Although growth in real terms slowed down from the 4.1% recorded in the previous quarter, seasonally adjusted rate of growth ran slightly above the 3.6% recorded in the final quarter of 2018.

Seasonally adjusted quarter-on-quarter growth was 0.8%, data from the Statistics Office (SURS) show.

Contrary to expectations by analysts, the slowdown was not provoked by external demand as the growth of exports gathered pace compared to the previous two quarters, but rather by a slowdown in domestic expenditure.

Domestic expenditure grew by 1.8% year-on-year in the first quarter, the lowest rate of growth in at least three years, with the biggest impact coming from a 1.3% decline in gross capital formation, SURS official Romana Korenič told reporters in Ljubljana on Friday.

Changes in inventories had a markedly negative impact on GDP growth, as much as 2.1 percentage points.

Gross fixed capital formation increased by 9.3%, which is on a par with the previous quarters. Construction investment expanded by as much as 18.1% but investment in machinery and equipment slowed down to 4%.

Businesses reduced inventories by 2.1%, the reason for which is not clear yet. Korenič said a potential reason could be a drop in orders, although business sentiment data or export growth do not suggest that.

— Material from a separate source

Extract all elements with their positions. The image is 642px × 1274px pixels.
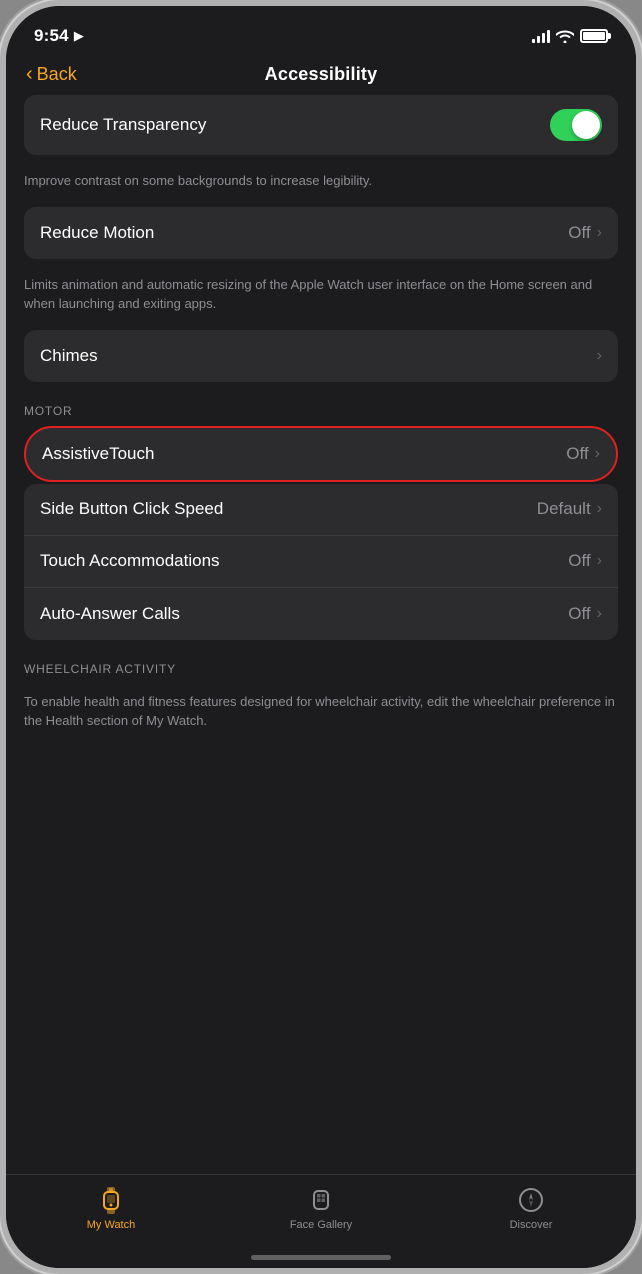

Domestic expenditure was thus fuelled only by final consumption expenditure, which grew by 2.9%, a somewhat higher rate than in the previous three quarters.

Driven mainly by an increase in public sector pay at the beginning of the year, government final consumption rose by 3.6%, whereas household consumption increased by 2.6%, however Korenič said that the latter contributed more to the final consumption growth than government spending.

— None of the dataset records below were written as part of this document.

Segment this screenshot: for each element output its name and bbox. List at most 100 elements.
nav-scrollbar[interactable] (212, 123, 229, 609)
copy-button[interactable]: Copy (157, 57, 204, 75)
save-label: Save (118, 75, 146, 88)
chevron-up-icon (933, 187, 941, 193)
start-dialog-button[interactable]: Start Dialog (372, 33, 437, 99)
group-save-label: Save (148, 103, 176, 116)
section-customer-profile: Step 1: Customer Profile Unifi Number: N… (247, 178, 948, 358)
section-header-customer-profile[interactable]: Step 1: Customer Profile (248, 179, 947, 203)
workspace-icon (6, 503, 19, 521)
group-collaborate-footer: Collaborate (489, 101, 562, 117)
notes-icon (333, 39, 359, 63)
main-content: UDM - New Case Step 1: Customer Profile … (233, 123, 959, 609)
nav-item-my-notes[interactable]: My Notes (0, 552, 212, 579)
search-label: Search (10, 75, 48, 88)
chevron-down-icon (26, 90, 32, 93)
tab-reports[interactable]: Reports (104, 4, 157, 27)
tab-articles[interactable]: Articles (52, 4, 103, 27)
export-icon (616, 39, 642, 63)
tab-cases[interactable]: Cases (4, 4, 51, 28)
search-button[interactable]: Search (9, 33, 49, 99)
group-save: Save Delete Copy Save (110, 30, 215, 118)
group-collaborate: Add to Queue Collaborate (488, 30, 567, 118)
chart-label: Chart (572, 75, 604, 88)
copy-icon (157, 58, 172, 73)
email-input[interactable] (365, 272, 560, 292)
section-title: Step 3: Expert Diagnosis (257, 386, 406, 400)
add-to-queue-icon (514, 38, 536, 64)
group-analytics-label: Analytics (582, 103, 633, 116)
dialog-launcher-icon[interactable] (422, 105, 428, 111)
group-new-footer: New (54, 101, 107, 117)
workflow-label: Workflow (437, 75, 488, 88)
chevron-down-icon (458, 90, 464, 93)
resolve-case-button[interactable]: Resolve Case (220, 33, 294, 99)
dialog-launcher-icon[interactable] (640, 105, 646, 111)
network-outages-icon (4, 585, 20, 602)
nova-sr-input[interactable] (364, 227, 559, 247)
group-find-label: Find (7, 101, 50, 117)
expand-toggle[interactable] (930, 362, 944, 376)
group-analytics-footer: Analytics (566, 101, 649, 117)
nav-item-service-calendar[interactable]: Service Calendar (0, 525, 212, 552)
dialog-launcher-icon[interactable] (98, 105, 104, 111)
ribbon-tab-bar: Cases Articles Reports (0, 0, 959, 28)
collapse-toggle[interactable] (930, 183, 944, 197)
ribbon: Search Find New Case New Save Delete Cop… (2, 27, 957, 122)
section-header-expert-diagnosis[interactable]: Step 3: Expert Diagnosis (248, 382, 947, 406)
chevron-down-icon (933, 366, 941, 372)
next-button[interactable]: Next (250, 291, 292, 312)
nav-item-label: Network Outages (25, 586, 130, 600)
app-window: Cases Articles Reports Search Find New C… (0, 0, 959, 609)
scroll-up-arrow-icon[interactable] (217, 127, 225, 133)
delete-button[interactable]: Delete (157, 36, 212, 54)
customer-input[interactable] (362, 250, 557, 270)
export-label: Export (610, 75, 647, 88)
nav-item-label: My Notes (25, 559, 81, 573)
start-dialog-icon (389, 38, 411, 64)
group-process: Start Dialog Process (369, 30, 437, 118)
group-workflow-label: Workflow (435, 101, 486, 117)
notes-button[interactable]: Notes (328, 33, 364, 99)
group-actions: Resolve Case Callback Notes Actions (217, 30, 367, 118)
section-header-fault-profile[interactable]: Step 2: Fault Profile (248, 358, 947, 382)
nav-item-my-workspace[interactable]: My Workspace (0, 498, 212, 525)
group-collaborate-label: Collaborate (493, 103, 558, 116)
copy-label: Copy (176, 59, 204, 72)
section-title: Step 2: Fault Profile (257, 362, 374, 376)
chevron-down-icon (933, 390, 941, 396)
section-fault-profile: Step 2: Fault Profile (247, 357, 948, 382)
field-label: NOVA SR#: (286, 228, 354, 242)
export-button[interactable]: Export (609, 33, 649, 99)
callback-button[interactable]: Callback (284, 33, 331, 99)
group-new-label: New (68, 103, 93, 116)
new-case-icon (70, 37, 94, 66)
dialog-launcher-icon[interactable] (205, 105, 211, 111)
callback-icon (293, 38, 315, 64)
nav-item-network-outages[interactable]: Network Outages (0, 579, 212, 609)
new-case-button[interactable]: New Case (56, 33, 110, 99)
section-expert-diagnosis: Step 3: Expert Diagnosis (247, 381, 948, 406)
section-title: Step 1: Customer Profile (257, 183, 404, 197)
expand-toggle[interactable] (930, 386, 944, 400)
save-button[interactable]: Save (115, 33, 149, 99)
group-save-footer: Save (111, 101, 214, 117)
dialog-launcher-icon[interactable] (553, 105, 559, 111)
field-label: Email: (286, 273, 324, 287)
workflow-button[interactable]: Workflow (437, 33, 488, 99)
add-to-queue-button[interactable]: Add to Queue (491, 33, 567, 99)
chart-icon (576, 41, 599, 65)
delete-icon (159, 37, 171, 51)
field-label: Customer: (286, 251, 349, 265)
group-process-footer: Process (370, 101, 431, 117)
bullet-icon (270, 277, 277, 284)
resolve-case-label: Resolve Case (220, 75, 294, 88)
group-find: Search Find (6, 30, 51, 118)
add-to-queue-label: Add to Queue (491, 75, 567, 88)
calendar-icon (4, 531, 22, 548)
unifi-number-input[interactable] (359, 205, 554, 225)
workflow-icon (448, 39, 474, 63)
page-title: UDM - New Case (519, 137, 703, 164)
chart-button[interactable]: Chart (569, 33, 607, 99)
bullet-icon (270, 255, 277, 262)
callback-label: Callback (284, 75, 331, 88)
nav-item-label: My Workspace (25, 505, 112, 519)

The statisticians noted a slowdown in household expenditure for durable goods, in particular cars. However, daily purchases of goods such as food, beverages, fuel and some types of services increased.

After a somewhat lower growth of exports in the third and fourth quarters of last year (5.4% and 6.8%), exports expanded by 7.6% year-on-year in the first quarter.

Imports increased at a slower pace (6.4%), which resulted in high external trade surplus. This time it contributed 1.6 percentage points to GDP growth.

Employment keeps increasing but with signs of a moderation. The number of people in work in the first quarter rose by 2.6% year-on-year to 1,026,547.

Half of the new jobs were created in manufacturing and construction, with livelier hiring also observed in transport, trade, and professional, scientific and technical activities.

Running at 3.2%, growth in real terms was the slowest since the final quarter of 2016 when it ran at 3%.